The more I recognize this, and embrace it, the better I do.
This morning's diner breakfast was unlike any other. Why? I put my fork down.
I had a spinach omelette with home fries, but I did not eat all of it. I am a long standing member of the clean plate club, and I ate what I wanted, s-l-o-w-l-y (also a miraculous feat) and enjoyed it, without leaving the restaurant feeling as if I would burst. Whoa, what do you know? I can do this. I am doing this. Life is good. I am feeling in balance.
How do you visualize yourselves, sparkies?
Thursday, November 03, 2011
Good morning, sparkies!
I'm continuing my happy dance and celebrations today. Woo hoo! Won't you whoop it up with me?
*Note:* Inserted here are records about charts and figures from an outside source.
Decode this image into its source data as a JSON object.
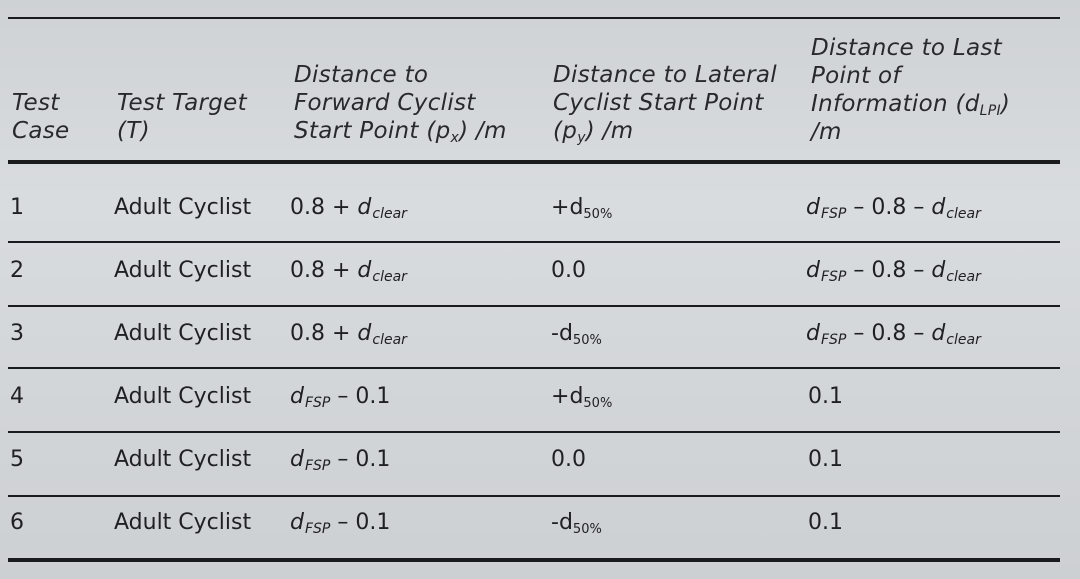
{
  "table": {
    "headers": {
      "test_case": [
        "Test",
        "Case"
      ],
      "test_target": [
        "Test Target",
        "(T)"
      ],
      "forward_dist": [
        "Distance to",
        "Forward Cyclist",
        "Start Point (p",
        "x",
        ") /m"
      ],
      "lateral_dist": [
        "Distance to Lateral",
        "Cyclist Start Point",
        "(p",
        "y",
        ") /m"
      ],
      "last_point": [
        "Distance to Last",
        "Point of",
        "Information (d",
        "LPI",
        ")",
        "/m"
      ]
    },
    "rows": [
      {
        "case": "1",
        "target": "Adult Cyclist",
        "px_prefix": "0.8 + ",
        "px_sym": "d",
        "px_sub": "clear",
        "px_suffix": "",
        "py_sign": "+",
        "py_sym": "d",
        "py_sub": "50%",
        "py_plain": "",
        "lpi_sym": "d",
        "lpi_sub": "FSP",
        "lpi_mid": " – 0.8 – ",
        "lpi_sym2": "d",
        "lpi_sub2": "clear",
        "lpi_plain": ""
      },
      {
        "case": "2",
        "target": "Adult Cyclist",
        "px_prefix": "0.8 + ",
        "px_sym": "d",
        "px_sub": "clear",
        "px_suffix": "",
        "py_sign": "",
        "py_sym": "",
        "py_sub": "",
        "py_plain": "0.0",
        "lpi_sym": "d",
        "lpi_sub": "FSP",
        "lpi_mid": " – 0.8 – ",
        "lpi_sym2": "d",
        "lpi_sub2": "clear",
        "lpi_plain": ""
      },
      {
        "case": "3",
        "target": "Adult Cyclist",
        "px_prefix": "0.8 + ",
        "px_sym": "d",
        "px_sub": "clear",
        "px_suffix": "",
        "py_sign": "-",
        "py_sym": "d",
        "py_sub": "50%",
        "py_plain": "",
        "lpi_sym": "d",
        "lpi_sub": "FSP",
        "lpi_mid": " – 0.8 – ",
        "lpi_sym2": "d",
        "lpi_sub2": "clear",
        "lpi_plain": ""
      },
      {
        "case": "4",
        "target": "Adult Cyclist",
        "px_prefix": "",
        "px_sym": "d",
        "px_sub": "FSP",
        "px_suffix": " – 0.1",
        "py_sign": "+",
        "py_sym": "d",
        "py_sub": "50%",
        "py_plain": "",
        "lpi_sym": "",
        "lpi_sub": "",
        "lpi_mid": "",
        "lpi_sym2": "",
        "lpi_sub2": "",
        "lpi_plain": "0.1"
      },
      {
        "case": "5",
        "target": "Adult Cyclist",
        "px_prefix": "",
        "px_sym": "d",
        "px_sub": "FSP",
        "px_suffix": " – 0.1",
        "py_sign": "",
        "py_sym": "",
        "py_sub": "",
        "py_plain": "0.0",
        "lpi_sym": "",
        "lpi_sub": "",
        "lpi_mid": "",
        "lpi_sym2": "",
        "lpi_sub2": "",
        "lpi_plain": "0.1"
      },
      {
        "case": "6",
        "target": "Adult Cyclist",
        "px_prefix": "",
        "px_sym": "d",
        "px_sub": "FSP",
        "px_suffix": " – 0.1",
        "py_sign": "-",
        "py_sym": "d",
        "py_sub": "50%",
        "py_plain": "",
        "lpi_sym": "",
        "lpi_sub": "",
        "lpi_mid": "",
        "lpi_sym2": "",
        "lpi_sub2": "",
        "lpi_plain": "0.1"
      }
    ]
  }
}
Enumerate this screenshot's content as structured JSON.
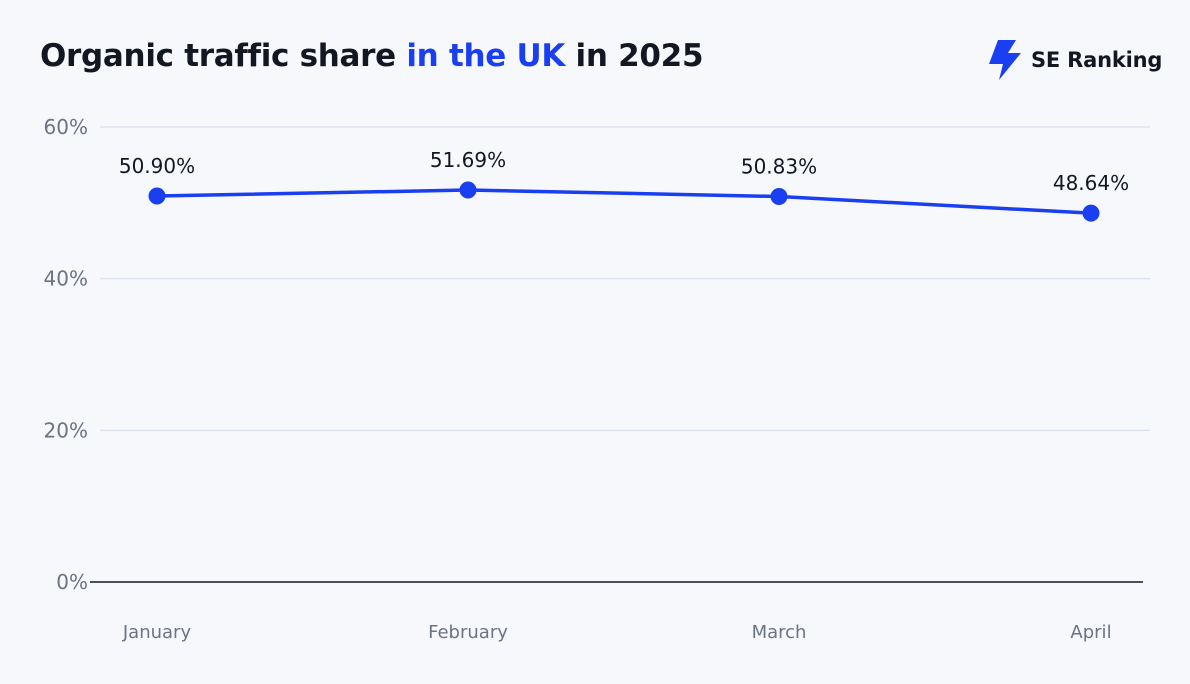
{
  "header": {
    "title_part1": "Organic traffic share ",
    "title_highlight": "in the UK",
    "title_part2": " in 2025"
  },
  "brand": {
    "name": "SE Ranking",
    "icon": "se-ranking-logo-icon"
  },
  "colors": {
    "accent": "#1a3ff0",
    "text": "#121722",
    "muted": "#6b7384",
    "grid": "#dde3ef",
    "background": "#f6f8fc"
  },
  "chart_data": {
    "type": "line",
    "title": "Organic traffic share in the UK in 2025",
    "categories": [
      "January",
      "February",
      "March",
      "April"
    ],
    "series": [
      {
        "values": [
          50.9,
          51.69,
          50.83,
          48.64
        ]
      }
    ],
    "data_labels": [
      "50.90%",
      "51.69%",
      "50.83%",
      "48.64%"
    ],
    "y_ticks": [
      0,
      20,
      40,
      60
    ],
    "y_tick_labels": [
      "0%",
      "20%",
      "40%",
      "60%"
    ],
    "ylim": [
      0,
      60
    ],
    "grid": true,
    "legend": "none"
  }
}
I got up at 4:30am (not intentionally, but I was awake, so I figured what the heck) and convinced myself I should work out with my wii!
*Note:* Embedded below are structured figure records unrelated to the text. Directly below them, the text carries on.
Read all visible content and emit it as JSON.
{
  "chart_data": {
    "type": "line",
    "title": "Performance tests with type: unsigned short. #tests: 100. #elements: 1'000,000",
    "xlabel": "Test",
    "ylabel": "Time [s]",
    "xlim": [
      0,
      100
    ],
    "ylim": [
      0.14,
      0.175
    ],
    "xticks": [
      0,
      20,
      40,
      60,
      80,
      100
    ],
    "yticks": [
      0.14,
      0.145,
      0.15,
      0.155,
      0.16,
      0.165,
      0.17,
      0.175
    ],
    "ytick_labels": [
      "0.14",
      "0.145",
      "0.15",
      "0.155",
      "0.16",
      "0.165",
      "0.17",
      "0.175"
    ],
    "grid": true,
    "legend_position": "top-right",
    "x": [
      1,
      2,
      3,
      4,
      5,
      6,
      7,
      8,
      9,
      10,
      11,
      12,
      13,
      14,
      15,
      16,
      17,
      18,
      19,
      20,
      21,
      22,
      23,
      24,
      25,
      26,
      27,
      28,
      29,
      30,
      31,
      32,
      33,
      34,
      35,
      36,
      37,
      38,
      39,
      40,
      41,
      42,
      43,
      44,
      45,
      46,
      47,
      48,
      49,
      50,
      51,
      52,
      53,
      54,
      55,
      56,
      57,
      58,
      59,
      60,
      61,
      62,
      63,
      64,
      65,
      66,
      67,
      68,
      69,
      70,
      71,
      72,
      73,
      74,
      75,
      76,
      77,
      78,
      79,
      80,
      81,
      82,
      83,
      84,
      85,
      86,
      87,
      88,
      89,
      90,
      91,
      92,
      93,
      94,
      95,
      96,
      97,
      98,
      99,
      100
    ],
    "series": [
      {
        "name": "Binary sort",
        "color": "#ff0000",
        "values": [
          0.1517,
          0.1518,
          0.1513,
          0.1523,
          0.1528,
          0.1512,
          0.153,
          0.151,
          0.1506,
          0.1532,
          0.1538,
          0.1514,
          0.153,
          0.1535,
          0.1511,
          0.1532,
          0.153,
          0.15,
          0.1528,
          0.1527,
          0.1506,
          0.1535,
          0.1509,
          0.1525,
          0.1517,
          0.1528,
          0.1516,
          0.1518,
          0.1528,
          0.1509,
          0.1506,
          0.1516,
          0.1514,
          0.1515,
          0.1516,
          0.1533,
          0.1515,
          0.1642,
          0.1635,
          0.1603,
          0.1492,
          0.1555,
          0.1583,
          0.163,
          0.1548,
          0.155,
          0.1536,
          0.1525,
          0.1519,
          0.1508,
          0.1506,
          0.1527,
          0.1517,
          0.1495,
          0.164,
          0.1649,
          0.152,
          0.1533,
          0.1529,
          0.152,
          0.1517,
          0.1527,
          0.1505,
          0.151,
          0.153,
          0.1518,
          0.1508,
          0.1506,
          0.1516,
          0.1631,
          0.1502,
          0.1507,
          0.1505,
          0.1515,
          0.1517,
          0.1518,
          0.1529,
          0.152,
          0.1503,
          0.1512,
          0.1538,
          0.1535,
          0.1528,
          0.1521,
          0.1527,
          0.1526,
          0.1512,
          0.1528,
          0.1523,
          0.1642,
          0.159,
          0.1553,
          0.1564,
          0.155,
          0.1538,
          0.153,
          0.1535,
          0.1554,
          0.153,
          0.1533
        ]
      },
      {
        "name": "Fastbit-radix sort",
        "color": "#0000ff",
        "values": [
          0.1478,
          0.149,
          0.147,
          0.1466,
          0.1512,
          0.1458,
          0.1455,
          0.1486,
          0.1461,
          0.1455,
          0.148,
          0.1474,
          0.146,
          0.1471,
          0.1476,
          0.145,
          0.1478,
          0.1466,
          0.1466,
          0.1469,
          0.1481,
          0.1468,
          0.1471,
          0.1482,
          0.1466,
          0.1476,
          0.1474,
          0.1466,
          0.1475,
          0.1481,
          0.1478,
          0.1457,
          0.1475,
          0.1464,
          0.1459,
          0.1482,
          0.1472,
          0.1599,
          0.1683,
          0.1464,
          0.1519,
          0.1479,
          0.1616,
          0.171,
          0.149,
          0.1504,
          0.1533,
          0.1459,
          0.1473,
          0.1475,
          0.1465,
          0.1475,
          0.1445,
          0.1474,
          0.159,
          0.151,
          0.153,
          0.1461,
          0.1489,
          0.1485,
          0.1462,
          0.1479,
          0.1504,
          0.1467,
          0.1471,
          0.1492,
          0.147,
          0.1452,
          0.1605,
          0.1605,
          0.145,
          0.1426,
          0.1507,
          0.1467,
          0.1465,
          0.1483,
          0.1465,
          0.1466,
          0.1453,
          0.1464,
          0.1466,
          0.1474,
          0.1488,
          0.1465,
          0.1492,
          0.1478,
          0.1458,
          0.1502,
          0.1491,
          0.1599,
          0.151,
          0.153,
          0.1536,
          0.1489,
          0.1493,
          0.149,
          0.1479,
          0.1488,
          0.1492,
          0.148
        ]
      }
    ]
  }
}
I feel more awake right now than I have felt in weeks. I'm smiling. I am feeling good.
I encouraged myself with words of "amazing, phenomenal, you are doing it" during my work out. I had fun. I topped some previous records. More importantly, I kept going.
When I was done, I had my best blood sugar reading of the week. That's a good reason alone to get back on the wii bandwagon --- even though there are several dozen others....
A couple of weeks ago, a person paid me an unexpected and heartfelt compliment. It has helped me turn around my thinking in that I am celebrating myself at every turn instead of the usual naysaying. It has taken work, but it is becoming easier and second nature with practice.
So far, I like the results. I am celebrating every little step in the right direction and encouraging myself more than ever before. It definitely beats the alternative. That was not working for me a bit. I am unlocking the code to my human nature. I respond best to TLC.
Try a little love, sparkies. See what it brings.
Wednesday, November 02, 2011
I promised myself I would celebrate my progress, so I am!
I did not eat any candy today. I wish I could pretend that I've only been eating it on "the" holiday. I've made it a month or two faux celebration, and that type of party is over.
The pity party has also run its course.
There's a new sheriff in town, and this one is only interested in what can I do to save me.
Today, I am not focusing on the bad and the ugly, I am only here to celebrate: and so I shall.
I ate fruit/veggies today at all meals. I kept my blood sugar in check. I had an active day. I did not give into the temptation of eating sugar. WOO HOO!
I am wicked proud of myself.
Here's hoping for another big win tomorrow!
I am on the comeback trail. Hope to see you there!